A prospective study of real-time identification of line of transection in robotic colorectal cancer surgery by ICG

Colorectal Cancer

Somashekhar SP, et al. J Robot Surg 2020.


Colorectal cancer is the second most common cancer in women and the third most common cancer in men in the world. Surgical resection is the gold standard treatment and minimally invasive surgery remains the standard of care. Anastomotic leakage is one of the most feared postoperative complications in colorectal surgery. Although several factors have been identified as possible causes of anastomotic leakage (i.e., surgical techniques, patient risk factors, suture material or devices), the

complete pathogenesis is still unclear. The reported leak rate ranges from 1 to 30% and increases as the anastomosis is more distal.

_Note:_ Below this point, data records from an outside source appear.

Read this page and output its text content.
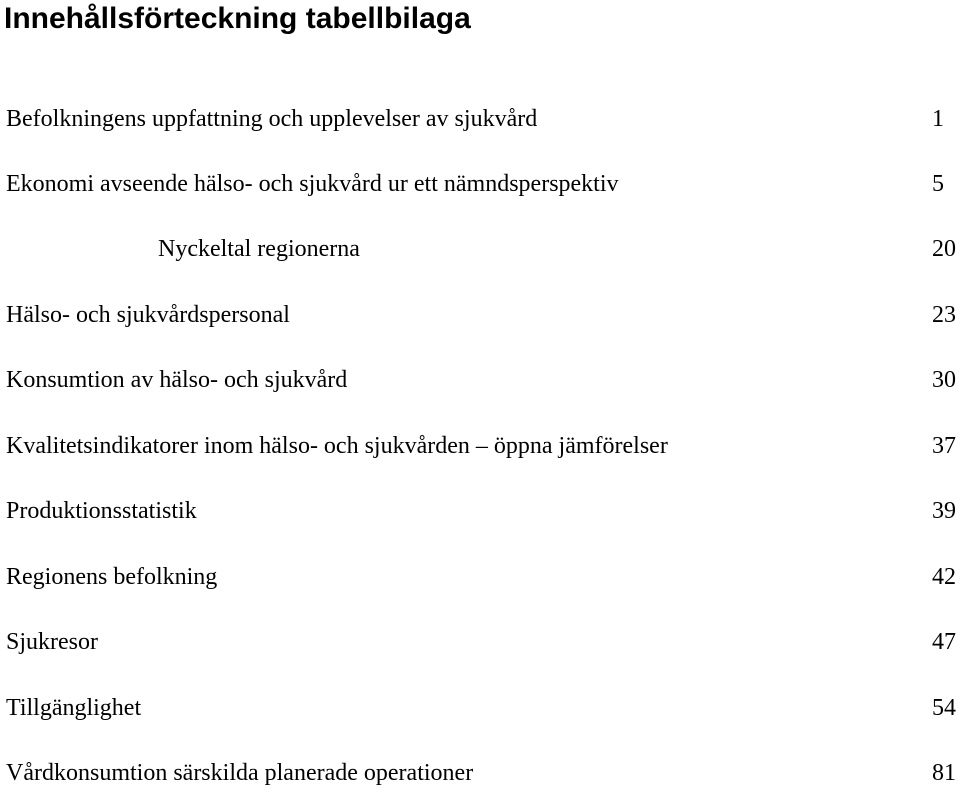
Innehållsförteckning tabellbilaga
Befolkningens uppfattning och upplevelser av sjukvård	1
Ekonomi avseende hälso- och sjukvård ur ett nämndsperspektiv	5
Nyckeltal regionerna	20
Hälso- och sjukvårdspersonal	23
Konsumtion av hälso- och sjukvård	30
Kvalitetsindikatorer inom hälso- och sjukvården – öppna jämförelser	37
Produktionsstatistik	39
Regionens befolkning	42
Sjukresor	47
Tillgänglighet	54
Vårdkonsumtion särskilda planerade operationer	81
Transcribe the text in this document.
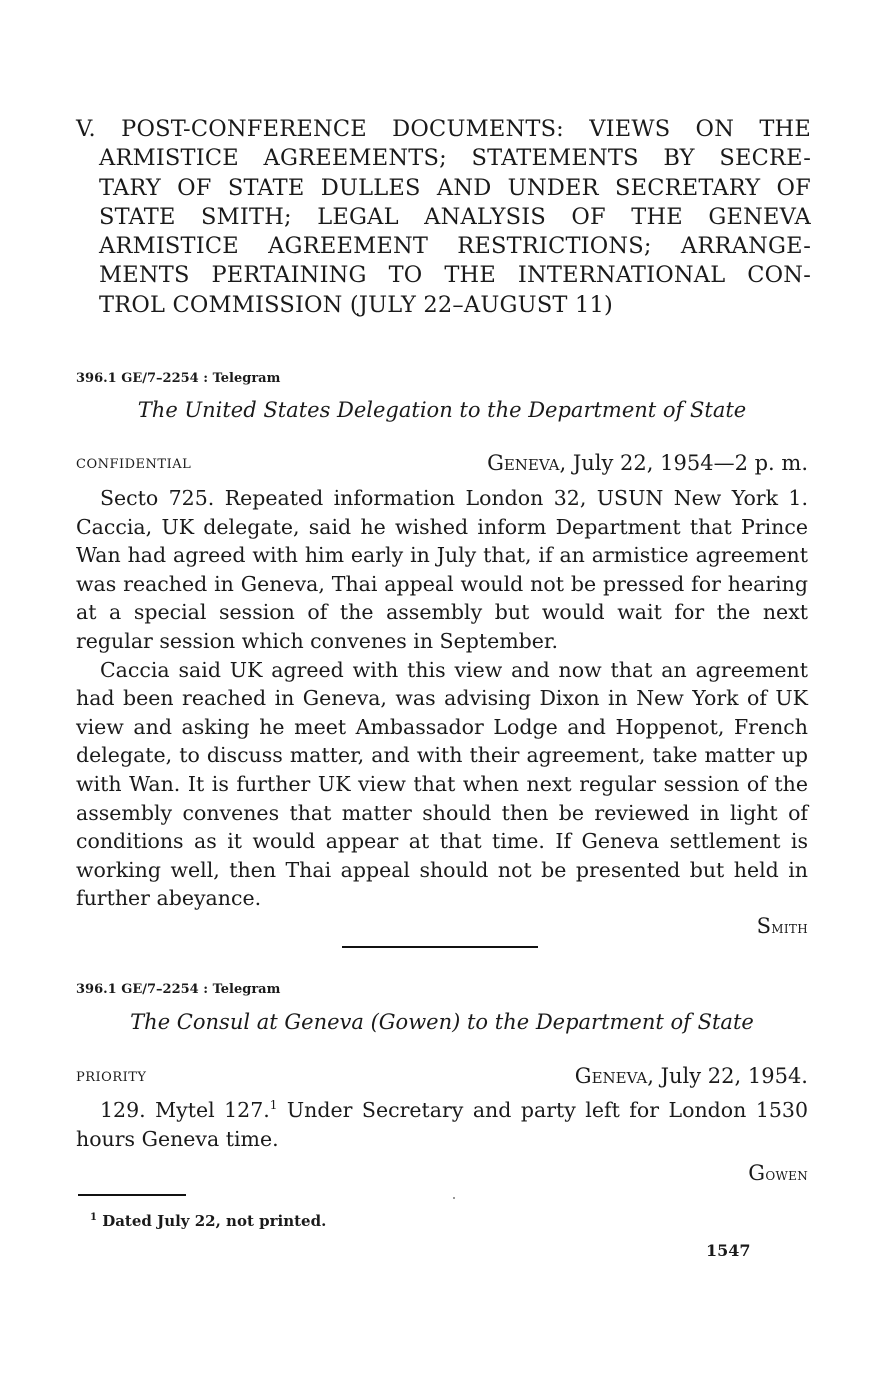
V. POST-CONFERENCE DOCUMENTS: VIEWS ON THE
ARMISTICE AGREEMENTS; STATEMENTS BY SECRE-
TARY OF STATE DULLES AND UNDER SECRETARY OF
STATE SMITH; LEGAL ANALYSIS OF THE GENEVA
ARMISTICE AGREEMENT RESTRICTIONS; ARRANGE-
MENTS PERTAINING TO THE INTERNATIONAL CON-
TROL COMMISSION (JULY 22–AUGUST 11)
396.1 GE/7–2254 : Telegram
The United States Delegation to the Department of State
CONFIDENTIAL	Geneva, July 22, 1954—2 p. m.

Secto 725. Repeated information London 32, USUN New York 1. Caccia, UK delegate, said he wished inform Department that Prince Wan had agreed with him early in July that, if an armistice agreement was reached in Geneva, Thai appeal would not be pressed for hearing at a special session of the assembly but would wait for the next regular session which convenes in September.

Caccia said UK agreed with this view and now that an agreement had been reached in Geneva, was advising Dixon in New York of UK view and asking he meet Ambassador Lodge and Hoppenot, French delegate, to discuss matter, and with their agreement, take matter up with Wan. It is further UK view that when next regular session of the assembly convenes that matter should then be reviewed in light of conditions as it would appear at that time. If Geneva settlement is working well, then Thai appeal should not be presented but held in further abeyance.

Smith
396.1 GE/7–2254 : Telegram
The Consul at Geneva (Gowen) to the Department of State
PRIORITY	Geneva, July 22, 1954.

129. Mytel 127.$^1$ Under Secretary and party left for London 1530 hours Geneva time.

Gowen
$^1$ Dated July 22, not printed.
1547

To date the most widely used methods to assess tissue perfusion includes the surgeon intraoperative visual judgement based on the colour; bleeding edges of resected margins; pulsation and temperature, thereby resulting in either excess or insufficient colonic resection. Earlier studies in colorectal surgery have suggested that assessment of tissue perfusion by the clinical judgment of the operating surgeon underestimated the risk of anastomotic leakage. Indocyanine green (ICG) is a intravenous dye which has shown promise in identifying the bowel vascularity real time. Earlier studies on colorectal cancer have shown that ICG based detection of bowel vascularity is technically possible and has reduced the anastomotic leak rates in 16.7% of patients. We conducted a prospective study on patients with ICG guided bowel perfusion during robotic colorectal cancer surgery. The method is technically easy, reproducible and safe. This technique has changed the intraoperative decision in 88% of patients. Larger studies are needed before this can become the standard of care.